Foam and Latex Mattresses
Foam mattresses are a great choice for sleepers who prefer to be “held” or “cradled” while they sleep. Foam molds and shapes itself to fit around your body.
There are three main types of foam mattresses: memory foam, poly foam, and latex. They all offer a soft feel and elastic structure but perform differently in a mattress. Memory foam tend to give you a sinking and trapped feeling. Latex is often bouncier and has a springy feel (and tends to be significantly more expensive for a quality product), And Poly foam tends to be in the middle – a little bouncier than memory foam, but more ‘cradling than latex. These differences is primarily in the materials used to make them.
Foam is made of viscoelastic polyurethane while latex is made from, you’ve guessed it, latex, which is also eco-friendly.
So what are the downsides? Some memory foam construction can feel very hot and make sleeping uncomfortable, while a good quality latex mattress is often 2-3x the cost. A good compromise is poly foam, especially with cooling tech incorporated into the design (like 2920Sleep mattresses!).
Why settle for one when you can have both? Hybrid mattresses contain both foam layers and steel springs or coils. They offer the soft outer shell of a foam (or latex) topping with the sturdy bounce and support of an innerspring mattress.
The adjustable airbed is the more sophisticated cousin of the blow-up air mattress.

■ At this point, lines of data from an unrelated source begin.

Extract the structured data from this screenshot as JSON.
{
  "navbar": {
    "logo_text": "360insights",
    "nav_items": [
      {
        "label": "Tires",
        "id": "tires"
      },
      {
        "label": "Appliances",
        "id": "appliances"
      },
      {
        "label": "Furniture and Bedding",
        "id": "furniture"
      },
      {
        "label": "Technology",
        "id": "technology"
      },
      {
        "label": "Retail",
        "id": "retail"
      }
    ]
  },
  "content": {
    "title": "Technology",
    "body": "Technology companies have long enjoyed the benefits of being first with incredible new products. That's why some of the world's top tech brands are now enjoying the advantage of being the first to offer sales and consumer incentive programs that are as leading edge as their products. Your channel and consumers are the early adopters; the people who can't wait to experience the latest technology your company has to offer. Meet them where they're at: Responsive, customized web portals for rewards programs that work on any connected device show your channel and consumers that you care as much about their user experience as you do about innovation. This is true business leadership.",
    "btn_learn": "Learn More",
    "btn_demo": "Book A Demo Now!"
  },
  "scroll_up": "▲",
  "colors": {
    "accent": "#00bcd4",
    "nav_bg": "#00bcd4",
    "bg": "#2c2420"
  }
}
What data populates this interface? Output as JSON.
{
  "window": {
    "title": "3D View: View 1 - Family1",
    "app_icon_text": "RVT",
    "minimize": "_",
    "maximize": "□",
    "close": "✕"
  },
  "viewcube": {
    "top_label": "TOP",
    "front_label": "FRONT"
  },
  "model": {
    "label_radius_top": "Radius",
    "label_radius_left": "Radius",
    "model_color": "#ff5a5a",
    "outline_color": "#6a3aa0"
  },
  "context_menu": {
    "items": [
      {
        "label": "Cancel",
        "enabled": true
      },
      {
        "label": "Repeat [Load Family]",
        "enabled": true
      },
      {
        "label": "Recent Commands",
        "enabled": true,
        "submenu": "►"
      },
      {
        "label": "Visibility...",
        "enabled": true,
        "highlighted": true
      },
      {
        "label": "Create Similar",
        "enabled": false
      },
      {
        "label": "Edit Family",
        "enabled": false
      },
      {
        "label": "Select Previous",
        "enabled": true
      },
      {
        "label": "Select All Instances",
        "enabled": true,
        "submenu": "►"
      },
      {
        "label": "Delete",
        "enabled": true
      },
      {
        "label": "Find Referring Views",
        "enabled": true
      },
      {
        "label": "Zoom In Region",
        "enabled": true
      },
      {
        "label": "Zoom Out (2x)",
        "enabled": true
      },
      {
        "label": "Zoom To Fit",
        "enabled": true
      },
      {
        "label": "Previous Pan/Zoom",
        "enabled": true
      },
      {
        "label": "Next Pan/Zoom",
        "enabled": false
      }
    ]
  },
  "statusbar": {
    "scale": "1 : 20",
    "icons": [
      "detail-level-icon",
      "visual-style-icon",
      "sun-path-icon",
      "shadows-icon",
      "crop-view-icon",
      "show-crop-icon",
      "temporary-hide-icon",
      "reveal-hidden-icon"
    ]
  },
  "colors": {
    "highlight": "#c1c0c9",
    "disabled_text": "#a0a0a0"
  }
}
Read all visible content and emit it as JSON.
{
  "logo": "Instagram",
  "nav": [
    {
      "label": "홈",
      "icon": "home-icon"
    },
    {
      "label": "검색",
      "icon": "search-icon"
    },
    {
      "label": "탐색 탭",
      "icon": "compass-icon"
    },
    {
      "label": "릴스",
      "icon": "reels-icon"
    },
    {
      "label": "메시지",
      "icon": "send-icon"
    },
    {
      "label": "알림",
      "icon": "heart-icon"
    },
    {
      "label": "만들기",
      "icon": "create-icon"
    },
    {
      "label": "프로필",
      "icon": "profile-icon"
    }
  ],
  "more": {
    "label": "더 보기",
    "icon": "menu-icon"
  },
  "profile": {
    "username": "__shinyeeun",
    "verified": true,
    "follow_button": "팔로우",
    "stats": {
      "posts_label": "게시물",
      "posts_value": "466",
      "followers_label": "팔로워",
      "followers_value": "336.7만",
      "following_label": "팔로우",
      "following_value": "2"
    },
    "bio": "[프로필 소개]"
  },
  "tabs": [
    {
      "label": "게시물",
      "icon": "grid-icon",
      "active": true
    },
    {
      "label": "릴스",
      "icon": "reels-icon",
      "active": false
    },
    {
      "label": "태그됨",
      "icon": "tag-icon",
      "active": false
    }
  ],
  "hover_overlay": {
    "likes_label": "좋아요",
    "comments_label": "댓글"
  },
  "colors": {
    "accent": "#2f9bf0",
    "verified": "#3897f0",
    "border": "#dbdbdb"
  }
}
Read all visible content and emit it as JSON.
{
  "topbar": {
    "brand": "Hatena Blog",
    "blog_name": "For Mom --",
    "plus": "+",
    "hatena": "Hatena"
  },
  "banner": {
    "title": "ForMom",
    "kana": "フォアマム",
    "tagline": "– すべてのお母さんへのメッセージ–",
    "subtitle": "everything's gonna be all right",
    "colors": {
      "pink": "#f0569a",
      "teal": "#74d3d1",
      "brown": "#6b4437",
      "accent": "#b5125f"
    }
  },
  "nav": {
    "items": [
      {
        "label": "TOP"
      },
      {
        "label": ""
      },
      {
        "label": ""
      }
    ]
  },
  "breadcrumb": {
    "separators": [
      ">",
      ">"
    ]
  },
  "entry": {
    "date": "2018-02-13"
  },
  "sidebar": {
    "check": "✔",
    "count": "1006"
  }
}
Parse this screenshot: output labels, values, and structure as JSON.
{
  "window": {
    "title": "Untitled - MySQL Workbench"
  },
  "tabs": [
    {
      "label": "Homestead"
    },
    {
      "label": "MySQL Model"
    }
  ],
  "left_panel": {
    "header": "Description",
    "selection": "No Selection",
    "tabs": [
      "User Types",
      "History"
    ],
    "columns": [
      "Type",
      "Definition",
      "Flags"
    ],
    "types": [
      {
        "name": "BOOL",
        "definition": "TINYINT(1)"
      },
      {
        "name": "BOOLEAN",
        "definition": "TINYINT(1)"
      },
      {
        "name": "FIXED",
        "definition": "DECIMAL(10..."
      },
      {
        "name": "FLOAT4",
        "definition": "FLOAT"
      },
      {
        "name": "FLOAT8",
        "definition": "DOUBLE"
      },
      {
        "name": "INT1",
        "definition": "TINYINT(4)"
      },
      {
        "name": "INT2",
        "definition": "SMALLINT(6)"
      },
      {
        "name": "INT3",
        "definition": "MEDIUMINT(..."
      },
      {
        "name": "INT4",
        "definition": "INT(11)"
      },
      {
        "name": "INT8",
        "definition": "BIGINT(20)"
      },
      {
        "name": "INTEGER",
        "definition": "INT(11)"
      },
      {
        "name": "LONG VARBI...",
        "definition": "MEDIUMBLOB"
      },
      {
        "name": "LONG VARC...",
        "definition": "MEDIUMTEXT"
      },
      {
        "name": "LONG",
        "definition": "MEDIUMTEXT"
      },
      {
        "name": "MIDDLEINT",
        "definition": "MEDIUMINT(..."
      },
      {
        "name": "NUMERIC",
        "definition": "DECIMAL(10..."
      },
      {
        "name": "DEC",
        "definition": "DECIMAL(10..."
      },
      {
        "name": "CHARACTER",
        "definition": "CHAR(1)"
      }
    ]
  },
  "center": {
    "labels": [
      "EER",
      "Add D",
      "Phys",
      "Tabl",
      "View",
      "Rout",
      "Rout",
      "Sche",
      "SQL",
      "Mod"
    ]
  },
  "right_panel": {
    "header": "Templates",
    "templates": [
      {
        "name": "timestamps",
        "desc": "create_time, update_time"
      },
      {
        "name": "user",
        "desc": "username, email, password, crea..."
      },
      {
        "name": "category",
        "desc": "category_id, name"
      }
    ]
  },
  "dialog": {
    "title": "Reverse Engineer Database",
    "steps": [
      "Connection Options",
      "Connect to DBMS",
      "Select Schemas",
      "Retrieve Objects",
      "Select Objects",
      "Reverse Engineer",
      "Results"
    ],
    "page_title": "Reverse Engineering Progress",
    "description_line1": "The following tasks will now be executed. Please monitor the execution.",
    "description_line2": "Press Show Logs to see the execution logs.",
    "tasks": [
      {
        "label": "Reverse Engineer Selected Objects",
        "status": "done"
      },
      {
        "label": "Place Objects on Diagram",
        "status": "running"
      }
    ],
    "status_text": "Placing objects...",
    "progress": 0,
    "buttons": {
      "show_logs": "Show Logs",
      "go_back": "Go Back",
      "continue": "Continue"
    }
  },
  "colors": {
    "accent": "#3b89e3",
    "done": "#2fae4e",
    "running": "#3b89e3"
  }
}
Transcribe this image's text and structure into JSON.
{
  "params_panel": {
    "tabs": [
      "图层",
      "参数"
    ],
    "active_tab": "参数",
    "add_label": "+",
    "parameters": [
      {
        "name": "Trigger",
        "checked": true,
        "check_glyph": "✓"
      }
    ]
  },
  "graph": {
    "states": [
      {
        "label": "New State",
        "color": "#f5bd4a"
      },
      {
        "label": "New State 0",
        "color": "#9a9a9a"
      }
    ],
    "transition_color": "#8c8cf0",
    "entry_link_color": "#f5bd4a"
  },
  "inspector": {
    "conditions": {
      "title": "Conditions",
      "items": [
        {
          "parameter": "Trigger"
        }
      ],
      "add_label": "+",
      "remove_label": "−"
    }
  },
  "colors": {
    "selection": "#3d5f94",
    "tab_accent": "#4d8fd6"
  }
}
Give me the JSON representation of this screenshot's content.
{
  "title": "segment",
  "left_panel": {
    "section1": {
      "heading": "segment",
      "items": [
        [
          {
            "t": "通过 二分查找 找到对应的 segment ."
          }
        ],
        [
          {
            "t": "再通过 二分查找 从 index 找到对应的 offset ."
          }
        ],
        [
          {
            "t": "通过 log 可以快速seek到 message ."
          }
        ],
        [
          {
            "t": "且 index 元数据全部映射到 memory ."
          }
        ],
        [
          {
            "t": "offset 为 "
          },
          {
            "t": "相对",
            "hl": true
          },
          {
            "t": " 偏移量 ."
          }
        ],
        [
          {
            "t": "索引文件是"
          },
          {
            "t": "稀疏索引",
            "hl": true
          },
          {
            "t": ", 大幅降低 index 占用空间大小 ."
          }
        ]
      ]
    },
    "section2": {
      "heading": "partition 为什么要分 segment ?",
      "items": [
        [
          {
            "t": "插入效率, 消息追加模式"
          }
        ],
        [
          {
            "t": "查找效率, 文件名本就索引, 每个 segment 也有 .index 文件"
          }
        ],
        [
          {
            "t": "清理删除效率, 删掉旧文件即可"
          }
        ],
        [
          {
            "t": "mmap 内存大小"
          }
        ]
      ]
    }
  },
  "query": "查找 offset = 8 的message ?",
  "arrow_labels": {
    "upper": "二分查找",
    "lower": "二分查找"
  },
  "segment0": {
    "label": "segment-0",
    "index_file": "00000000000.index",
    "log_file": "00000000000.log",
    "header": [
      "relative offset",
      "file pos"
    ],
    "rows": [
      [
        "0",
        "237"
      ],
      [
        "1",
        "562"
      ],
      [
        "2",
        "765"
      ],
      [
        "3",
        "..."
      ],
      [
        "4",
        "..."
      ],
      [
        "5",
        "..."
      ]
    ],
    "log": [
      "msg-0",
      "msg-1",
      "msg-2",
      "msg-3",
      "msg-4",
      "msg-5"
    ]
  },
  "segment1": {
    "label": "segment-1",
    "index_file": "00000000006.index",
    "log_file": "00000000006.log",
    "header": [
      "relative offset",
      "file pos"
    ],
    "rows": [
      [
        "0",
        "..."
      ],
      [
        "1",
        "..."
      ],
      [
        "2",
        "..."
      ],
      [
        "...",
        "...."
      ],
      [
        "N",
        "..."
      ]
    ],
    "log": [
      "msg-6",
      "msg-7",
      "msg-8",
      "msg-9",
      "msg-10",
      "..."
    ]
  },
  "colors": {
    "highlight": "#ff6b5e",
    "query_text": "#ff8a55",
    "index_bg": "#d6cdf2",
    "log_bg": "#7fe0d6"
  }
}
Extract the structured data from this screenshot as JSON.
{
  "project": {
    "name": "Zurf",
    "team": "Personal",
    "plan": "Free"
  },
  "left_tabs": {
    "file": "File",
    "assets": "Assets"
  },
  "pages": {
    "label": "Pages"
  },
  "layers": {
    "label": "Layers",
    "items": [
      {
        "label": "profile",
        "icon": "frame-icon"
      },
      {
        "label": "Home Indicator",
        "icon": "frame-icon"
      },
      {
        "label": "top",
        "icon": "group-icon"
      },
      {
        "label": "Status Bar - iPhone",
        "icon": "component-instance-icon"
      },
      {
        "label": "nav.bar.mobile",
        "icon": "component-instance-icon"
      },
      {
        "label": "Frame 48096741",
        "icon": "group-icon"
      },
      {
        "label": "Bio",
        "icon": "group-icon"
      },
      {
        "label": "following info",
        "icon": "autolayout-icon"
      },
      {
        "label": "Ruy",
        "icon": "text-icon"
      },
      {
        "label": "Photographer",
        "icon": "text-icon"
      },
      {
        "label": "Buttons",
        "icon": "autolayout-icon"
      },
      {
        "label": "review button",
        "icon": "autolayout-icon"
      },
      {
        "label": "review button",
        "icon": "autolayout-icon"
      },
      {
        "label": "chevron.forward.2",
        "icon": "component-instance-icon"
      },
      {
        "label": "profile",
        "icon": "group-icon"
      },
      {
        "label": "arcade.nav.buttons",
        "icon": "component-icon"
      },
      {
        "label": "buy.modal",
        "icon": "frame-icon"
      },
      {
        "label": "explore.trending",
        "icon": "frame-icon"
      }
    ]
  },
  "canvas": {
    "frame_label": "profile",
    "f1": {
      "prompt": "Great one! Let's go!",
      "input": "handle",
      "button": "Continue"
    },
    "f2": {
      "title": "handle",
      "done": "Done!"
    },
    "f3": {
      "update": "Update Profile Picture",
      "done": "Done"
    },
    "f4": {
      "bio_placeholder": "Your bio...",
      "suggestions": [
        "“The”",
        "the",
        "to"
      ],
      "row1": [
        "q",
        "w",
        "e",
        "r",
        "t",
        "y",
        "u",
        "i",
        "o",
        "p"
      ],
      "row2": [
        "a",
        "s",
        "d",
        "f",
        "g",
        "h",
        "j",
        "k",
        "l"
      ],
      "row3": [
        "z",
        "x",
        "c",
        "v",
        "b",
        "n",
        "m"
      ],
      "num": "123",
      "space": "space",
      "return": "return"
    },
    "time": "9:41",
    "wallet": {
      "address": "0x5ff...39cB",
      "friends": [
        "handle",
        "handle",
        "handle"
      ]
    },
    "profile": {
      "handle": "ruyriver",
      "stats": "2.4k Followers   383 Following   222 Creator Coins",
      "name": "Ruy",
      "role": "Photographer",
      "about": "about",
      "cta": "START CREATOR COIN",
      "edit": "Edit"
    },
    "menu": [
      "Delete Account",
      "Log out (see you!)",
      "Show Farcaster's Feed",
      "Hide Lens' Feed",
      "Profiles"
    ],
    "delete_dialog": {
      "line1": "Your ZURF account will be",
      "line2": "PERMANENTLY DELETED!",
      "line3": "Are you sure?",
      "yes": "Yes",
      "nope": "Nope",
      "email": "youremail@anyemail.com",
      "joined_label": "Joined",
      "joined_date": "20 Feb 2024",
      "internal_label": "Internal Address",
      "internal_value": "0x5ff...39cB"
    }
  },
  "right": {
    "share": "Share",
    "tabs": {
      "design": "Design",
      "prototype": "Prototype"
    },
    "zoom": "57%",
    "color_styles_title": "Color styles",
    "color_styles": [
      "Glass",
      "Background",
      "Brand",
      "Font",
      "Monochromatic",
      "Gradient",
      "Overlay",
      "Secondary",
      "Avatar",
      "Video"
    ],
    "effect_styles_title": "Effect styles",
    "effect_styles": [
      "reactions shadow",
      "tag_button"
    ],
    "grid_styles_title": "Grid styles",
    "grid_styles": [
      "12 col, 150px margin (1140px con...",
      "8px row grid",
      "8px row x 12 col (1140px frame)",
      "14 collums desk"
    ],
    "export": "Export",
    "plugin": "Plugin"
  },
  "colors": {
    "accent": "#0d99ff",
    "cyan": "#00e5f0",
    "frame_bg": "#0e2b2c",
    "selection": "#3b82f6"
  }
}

Airbeds allow you to adjust the firmness to what suits you best.
If you want a firmer bed on Monday and a soft bed on Tuesday, that’s no problem! A built-in electric air pump will let you fill or release the air inside the mattress.
Airbeds also have additional padding like memory foam mattress toppers. For co-sleepers, more advanced models will also have individual controls for each side of the bed so each person can have their side set to exactly the level of firmness they want.
Some couples like this type of construction, because both partners can adjust the bed to their comfort level. However some users complain of hearing the air pumps at night, or the equipment breaking.
How Much Does a Mattress Cost?
The cost of a mattress naturally depends on the type of mattress you’re buying. Innerspring and foam mattresses are the most affordable option while hybrids, latex, and adjustable air mattresses are on the pricier side.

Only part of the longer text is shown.